Мадам Совари задыхалась, выплевывая ругательства: утонченная и изнеженная столичная дама уступила место визгливой и грубой торговке.
– Вынуждена вас разочаровать, мадам, – сказала Мари. – Ваши планы выдать одну из дочек замуж за Артюра вряд ли сбудутся – он был любовником моего отчима!
Оставив мадам с выпученными глазами и открытым ртом посреди коридора, Мари наскоро собрала вещи и покинула особняк. У нее было около двадцати франков, этого хватит на неделю, а что дальше?
Мари брела по улице – справа и слева от нее возвышались громады особняков. Те, кто живет там, не ведают нужды и не знают забот. Почему на ее долю выпало столько несчастий? Мадам Совари позаботится о том, чтобы она не нашла себе работы.
Поддавшись внезапному импульсу, Мари перелезла через ограду одного из особняков – в отличие от остальных, окна в нем не светились. Хозяева в отъезде! Она не воровка, она только возьмет немного еды и денег.

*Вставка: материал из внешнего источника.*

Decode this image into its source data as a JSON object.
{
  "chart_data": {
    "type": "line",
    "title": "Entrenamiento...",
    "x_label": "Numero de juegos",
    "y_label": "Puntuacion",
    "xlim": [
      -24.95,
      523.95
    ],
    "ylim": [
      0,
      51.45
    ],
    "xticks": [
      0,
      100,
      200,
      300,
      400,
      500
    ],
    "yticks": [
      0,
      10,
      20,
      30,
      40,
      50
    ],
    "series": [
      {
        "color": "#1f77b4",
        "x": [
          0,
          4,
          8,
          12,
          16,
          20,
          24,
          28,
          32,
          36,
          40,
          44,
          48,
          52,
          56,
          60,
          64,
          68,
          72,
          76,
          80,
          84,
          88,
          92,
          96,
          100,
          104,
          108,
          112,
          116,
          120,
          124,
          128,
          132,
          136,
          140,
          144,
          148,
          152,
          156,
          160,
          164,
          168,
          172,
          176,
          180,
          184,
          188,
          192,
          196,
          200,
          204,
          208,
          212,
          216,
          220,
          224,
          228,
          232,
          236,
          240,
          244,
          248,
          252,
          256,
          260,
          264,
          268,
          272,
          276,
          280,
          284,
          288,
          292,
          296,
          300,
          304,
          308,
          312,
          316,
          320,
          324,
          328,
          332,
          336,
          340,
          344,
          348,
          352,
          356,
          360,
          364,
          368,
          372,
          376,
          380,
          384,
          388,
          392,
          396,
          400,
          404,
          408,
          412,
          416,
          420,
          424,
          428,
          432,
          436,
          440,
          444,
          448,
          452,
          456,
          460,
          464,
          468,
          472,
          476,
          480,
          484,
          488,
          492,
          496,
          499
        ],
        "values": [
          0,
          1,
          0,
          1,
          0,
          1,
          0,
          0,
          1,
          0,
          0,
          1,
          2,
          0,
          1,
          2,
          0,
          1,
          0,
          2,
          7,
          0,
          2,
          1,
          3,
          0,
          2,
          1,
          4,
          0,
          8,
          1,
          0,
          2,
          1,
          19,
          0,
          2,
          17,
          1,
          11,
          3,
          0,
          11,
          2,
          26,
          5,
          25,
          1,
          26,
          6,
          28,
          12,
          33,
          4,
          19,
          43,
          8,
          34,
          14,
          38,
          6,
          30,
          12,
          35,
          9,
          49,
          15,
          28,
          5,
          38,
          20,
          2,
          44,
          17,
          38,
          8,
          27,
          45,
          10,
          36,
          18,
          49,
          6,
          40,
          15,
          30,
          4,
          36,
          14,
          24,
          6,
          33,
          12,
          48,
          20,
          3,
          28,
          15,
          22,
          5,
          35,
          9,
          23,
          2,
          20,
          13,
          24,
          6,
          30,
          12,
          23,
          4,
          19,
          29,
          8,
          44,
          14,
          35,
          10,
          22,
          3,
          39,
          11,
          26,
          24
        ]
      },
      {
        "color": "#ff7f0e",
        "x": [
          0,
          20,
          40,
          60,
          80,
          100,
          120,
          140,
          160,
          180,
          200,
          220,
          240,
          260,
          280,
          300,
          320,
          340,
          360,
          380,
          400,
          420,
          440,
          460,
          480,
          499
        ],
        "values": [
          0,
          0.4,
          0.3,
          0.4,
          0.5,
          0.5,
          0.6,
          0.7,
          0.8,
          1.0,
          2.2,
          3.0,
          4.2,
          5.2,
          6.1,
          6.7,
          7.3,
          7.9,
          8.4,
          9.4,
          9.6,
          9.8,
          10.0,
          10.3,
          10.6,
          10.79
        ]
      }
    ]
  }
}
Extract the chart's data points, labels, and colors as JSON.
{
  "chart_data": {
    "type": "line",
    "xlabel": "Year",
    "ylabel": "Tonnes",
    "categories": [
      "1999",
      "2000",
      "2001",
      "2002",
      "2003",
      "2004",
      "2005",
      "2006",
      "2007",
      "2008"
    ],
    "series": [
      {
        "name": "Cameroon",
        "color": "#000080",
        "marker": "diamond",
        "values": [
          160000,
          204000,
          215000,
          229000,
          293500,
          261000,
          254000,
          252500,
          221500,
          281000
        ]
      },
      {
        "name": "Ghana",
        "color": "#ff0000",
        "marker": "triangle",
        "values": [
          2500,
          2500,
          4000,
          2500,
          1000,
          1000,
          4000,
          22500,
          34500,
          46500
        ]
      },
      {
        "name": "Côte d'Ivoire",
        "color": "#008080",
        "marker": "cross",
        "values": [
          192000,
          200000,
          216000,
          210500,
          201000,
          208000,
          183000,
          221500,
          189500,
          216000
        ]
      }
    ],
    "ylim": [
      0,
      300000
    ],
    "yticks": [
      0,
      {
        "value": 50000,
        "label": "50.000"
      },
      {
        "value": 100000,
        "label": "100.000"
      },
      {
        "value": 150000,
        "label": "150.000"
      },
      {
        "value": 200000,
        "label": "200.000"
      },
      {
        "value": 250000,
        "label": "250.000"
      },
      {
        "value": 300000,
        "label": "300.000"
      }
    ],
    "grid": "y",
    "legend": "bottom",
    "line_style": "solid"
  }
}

Мари обошла особняк – никого. Разбив чемоданом окно, она влезла на кухню. В животе заурчало, когда девушка наткнулась на головку сыра и свешивающийся с потолка свиной окорок. Она ведь с утра ничего не ела. И хозяева не будут против, если она позаимствует совсем немного.
Она с наслаждением вонзила зубы в ломоть окорока. Девушка и не услышала, как дверь на кухню распахнулась. Сверкнула свеча, кто-то провизжал:
– Стоять или я стреляю! У меня ружье!
Владельцы особняка были в отъезде, но старый дворецкий охранял дом. Услышав звон бьющегося стекла, он схватил ружье и вызвал по телефону полицию. Мари арестовали на кухне, она так и не успела толком перекусить.
Она пыталась объяснить, что у нее и в мыслях не было ничего плохого, но никто не слушал девушку. Мари забрал полицейский фургон, который доставил ее в участок. Последовала рутинная процедура снятия отпечатков пальцев – при помощи валика Мари вымазали ладони черной краской и приложили их к бумаге, сделали фотографии – анфас и в профиль, завели протокол.
– Ого, да ты, оказывается, та самая русская княжна, о которой писали в газетах, – присвистнул усатый добряк-полицейский, когда узнал, кем является задержанная. – И как ты до такого докатилась?
Спустя час участок кишел репортерами, которые желали сфотографировать «принцессу-воровку». Полицейские вяло сопротивлялись, но, умасленные деньгами, позволили щелкнуть Мари в тюремной камере на фоне серых стен и тараканов.
Следствия как такового не было – Мари два дня пробыла в каталажке, затем ее в числе других арестованных отвезли в суд. Вокруг здания толпились любопытные зеваки и вездесущие репортеры. Мари зажмурилась – ее закидали вопросами и засняли в различных ракурсах.
* * *
Заголовок французской газеты «Le Parisien», 12 февраля 1922 года:
«РУССКАЯ КНЯЖНА – МЕЛКАЯ ВОРОВКА!»
* * *
Процесс по обвинению Мари в воровстве длился недолго. К своему удивлению, она обнаружила в зале суда мадам Совари и Артюра. Ее сердце радостно забилось – они наверняка пришли, чтобы обелить ее в своих показаниях!
Как бы не так: мадам Совари, пылая праведным гневом, живописала характер и привычки своей бывшей горничной. Мари узнала, что была невропаткой, алкоголичкой, мелкой воровкой и грубиянкой.
– У меня постоянно пропадали деньги и драгоценности, – врала, не краснея, бывшая хозяйка, – и вообще, я уволила подсудимую после того, как застала ее с поличным – она рылась в вещах моих гостей. Вы только подумайте! Я относилась к ней как родная мать, позволила ей жить в собственном доме, а она, она...
Мадам Совари даже расплакалась, и судья принес ей свои извинения за необходимость давать показания. Лицемерка, утерев одутловатое лицо платком, обвинила Мари в новых грехах. Она не сказала ни единого слова в защиту девушки, клеймила ее как только могла и под конец потребовала пожизненного заключения.
– Она – закоренелая воровка! Такую не исправит несколько лет тюрьмы, ее надо навсегда изолировать от общества!